Dining Services is planning to completely renovate Falcon's Nest, but the changes won't happen until summer 2012.
The University opened two newly designed dining halls-Oaks Dining Center and Carillon Place Dining-this fall.
Despite these additions, too much traffic remains at Falcon's Nest, Dining Services representatives said.
Assistant Director of Facilities and Planning, David Maley, said he met with a designer Tuesday to discuss a possible revamping.
"He is going to do a couple of proposals-one limited and one more extensive for the University to review," Maley said.
Director of Dining Services Michael Paulus also met with the designer to discuss the possible changes.
"It's very difficult to queue approximately 20,000 students who love to eat lunch at the same time," Paulus said.
Traffic problems initiated early renovations of Falcon's Nest in 2003. Those changes included bringing in national brands such as Steak Escape and Jamba Juice.
After adding these attractions, students overflowed the Nest, Maley said.
As a response, Dining Services implemented exclusive flex funds-a limited portion of meal plan only used at the Union-to disperse traffic to residential dining halls.
It helped, but the problem wasn't fixed, Maley said.
"Falcon's Nest was still congested, small and inefficient," he said.
Maley said it was considered a beautiful facility.
But after two days of people stumbling over one other, he said he knew it ultimately would fail.
"I like to joke it was designed for looks, not function," Maley said.
Eight years after the change, Paulus agrees the layout must be revisited.

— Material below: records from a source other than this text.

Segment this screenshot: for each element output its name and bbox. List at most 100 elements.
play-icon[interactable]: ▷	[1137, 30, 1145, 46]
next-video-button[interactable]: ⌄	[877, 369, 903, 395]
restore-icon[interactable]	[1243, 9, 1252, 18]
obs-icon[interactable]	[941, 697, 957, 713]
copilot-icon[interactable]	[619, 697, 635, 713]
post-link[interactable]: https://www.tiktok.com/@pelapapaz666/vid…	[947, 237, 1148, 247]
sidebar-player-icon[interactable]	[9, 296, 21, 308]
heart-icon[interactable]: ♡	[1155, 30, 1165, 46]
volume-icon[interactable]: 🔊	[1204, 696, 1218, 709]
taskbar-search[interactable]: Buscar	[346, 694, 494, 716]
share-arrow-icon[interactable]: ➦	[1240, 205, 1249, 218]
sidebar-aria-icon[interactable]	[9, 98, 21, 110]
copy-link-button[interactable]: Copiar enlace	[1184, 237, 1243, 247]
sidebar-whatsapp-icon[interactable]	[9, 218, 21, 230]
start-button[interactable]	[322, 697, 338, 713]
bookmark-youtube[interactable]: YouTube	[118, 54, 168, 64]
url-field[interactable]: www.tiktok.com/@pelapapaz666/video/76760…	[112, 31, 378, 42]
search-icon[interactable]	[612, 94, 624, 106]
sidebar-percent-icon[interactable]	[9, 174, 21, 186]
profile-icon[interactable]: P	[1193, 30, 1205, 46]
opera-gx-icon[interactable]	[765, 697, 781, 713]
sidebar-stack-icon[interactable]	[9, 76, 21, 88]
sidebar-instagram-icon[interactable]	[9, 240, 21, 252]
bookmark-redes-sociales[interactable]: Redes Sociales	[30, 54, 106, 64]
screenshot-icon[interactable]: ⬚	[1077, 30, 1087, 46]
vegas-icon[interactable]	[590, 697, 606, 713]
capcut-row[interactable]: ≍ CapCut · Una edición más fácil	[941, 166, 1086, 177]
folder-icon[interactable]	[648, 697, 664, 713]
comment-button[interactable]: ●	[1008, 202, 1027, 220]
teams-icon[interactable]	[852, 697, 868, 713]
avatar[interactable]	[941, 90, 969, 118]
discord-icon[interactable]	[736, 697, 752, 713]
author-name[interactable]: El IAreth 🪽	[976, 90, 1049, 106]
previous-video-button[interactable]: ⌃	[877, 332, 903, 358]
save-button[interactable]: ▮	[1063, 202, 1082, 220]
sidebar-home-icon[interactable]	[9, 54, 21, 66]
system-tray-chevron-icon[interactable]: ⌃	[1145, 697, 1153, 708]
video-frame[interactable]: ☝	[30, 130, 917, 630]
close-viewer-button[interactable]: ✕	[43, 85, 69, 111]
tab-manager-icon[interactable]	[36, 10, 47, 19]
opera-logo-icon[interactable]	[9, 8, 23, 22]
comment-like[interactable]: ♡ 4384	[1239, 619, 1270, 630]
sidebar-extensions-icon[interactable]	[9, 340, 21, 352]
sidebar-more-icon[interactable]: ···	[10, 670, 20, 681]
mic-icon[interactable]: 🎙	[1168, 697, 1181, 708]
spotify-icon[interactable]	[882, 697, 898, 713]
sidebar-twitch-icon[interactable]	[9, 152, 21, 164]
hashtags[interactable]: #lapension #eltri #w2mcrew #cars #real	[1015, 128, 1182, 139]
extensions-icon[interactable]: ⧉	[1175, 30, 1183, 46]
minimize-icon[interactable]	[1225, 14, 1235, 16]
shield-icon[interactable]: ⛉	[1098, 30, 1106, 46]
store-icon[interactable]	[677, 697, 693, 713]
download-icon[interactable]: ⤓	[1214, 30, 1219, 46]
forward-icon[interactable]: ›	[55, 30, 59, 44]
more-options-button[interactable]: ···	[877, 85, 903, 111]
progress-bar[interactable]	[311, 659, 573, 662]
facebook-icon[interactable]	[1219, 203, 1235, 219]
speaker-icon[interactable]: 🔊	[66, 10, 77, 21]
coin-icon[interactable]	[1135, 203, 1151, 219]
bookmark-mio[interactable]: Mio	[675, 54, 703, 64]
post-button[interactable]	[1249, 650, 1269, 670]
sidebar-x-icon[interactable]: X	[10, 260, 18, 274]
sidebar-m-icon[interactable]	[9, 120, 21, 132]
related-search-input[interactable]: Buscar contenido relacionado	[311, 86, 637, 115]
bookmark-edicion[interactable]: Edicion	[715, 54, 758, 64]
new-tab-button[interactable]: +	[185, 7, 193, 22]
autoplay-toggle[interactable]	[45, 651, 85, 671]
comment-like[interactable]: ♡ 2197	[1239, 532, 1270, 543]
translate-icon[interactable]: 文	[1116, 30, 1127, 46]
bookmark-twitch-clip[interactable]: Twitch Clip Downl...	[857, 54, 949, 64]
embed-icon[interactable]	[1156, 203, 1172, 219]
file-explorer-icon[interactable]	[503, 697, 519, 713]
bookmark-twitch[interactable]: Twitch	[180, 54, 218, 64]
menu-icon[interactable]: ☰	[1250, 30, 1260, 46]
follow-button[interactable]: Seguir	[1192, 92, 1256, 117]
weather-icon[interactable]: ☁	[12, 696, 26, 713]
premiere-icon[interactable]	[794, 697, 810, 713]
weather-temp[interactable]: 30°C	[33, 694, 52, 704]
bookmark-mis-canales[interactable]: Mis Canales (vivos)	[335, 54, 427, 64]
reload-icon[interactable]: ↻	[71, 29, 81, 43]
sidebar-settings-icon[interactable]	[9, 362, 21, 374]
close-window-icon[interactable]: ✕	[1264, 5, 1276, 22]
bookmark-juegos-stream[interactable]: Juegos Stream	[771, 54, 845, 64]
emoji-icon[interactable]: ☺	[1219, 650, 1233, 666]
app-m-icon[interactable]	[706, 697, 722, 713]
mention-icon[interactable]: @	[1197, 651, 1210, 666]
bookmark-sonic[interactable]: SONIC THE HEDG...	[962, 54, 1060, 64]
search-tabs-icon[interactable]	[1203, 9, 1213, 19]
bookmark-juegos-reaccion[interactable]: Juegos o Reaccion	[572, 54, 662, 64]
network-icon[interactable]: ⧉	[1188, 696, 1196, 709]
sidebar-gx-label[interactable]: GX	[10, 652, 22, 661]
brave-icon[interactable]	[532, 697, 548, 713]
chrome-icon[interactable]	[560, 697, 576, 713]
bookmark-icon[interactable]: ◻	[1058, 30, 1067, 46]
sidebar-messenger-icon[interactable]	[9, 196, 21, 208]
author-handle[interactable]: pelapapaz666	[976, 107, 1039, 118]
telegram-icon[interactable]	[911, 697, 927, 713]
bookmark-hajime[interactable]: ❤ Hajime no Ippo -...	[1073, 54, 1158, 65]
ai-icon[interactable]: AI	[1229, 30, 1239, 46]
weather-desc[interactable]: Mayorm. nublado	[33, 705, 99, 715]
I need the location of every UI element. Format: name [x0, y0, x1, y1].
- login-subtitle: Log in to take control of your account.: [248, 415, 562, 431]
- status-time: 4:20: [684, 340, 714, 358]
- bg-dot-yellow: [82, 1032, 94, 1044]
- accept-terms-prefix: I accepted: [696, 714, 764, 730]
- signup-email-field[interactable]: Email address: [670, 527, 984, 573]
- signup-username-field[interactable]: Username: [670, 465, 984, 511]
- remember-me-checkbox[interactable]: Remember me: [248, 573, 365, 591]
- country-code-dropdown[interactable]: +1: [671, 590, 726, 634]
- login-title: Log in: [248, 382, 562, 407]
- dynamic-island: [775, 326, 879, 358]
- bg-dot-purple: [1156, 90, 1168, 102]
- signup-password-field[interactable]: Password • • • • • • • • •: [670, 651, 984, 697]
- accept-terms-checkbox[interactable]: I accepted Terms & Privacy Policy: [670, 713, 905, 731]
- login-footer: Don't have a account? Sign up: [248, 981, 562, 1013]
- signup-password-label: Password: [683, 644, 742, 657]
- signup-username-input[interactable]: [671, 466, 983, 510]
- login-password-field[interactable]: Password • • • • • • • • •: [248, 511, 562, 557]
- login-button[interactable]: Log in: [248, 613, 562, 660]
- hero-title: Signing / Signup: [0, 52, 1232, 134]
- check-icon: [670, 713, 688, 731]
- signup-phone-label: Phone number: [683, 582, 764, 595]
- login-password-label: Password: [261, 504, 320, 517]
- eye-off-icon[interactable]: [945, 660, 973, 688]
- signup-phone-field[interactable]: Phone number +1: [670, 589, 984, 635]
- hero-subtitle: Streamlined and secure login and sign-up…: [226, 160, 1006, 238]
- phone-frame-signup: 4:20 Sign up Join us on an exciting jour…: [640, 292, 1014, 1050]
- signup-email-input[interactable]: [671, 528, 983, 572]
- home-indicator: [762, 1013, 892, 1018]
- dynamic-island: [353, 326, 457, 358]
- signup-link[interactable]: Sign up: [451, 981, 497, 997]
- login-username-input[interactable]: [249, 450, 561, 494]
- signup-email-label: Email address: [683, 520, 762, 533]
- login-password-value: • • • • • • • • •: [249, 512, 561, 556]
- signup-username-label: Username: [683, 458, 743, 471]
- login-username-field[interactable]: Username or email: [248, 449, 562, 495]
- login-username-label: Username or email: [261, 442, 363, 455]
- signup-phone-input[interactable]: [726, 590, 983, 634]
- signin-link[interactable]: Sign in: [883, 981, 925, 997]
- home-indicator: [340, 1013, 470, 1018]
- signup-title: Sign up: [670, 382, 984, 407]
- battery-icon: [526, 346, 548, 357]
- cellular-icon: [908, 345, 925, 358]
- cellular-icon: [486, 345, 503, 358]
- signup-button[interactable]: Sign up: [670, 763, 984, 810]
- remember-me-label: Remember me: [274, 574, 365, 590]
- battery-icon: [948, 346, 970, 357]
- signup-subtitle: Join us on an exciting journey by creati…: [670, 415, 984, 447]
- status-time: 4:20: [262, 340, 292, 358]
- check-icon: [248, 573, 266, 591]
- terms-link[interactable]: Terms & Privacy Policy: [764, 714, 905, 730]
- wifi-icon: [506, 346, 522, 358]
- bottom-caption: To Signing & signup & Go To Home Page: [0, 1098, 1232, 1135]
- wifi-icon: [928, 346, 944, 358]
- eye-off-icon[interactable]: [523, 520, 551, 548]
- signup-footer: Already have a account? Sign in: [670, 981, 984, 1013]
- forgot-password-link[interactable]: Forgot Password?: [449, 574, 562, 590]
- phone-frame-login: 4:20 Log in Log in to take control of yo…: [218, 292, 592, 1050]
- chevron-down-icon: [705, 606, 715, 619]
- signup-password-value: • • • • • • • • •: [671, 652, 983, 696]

"It wasn't designed for current trends," Paulus said. "It's set up like a cave and it diminishes customer service. It's time to make sense of the [lackluster] customer experience."
Falcon's Nest cashier Marge Stewart said she might have a solution.
"I think the best idea would be to move Steak Escape to where Wendy's is now," Stewart said. "Steak Escape has the most customers. That would really open the bottleneck."
Wendy's contract with the University terminates at the end of this academic year, according to Dining Services representatives.
Paulus said he plans to open a dialogue with students before any construction begins in the Union.
He said he is always exploring alternate options and brands for the students.
"Student feedback is a must," Paulus said. "It doesn't do me any good to put something in that students don't like."
Paulus said huge projects will not hit the Union during the academic year to prevent more construction on campus.
"An operation like this can only be done during the summer," Paulus said. "At best, it would take three and a half or four months."
Though a project like this could seem daunting, Maley said the reconstruction would be in good hands.
"Chartwells-the company who owns us-is a doer," Maley said. "When working with a corporation that's a true business [instead of the state] they'll be efficient and fast. They'll look at all aspects. Trust me, they want you to like it."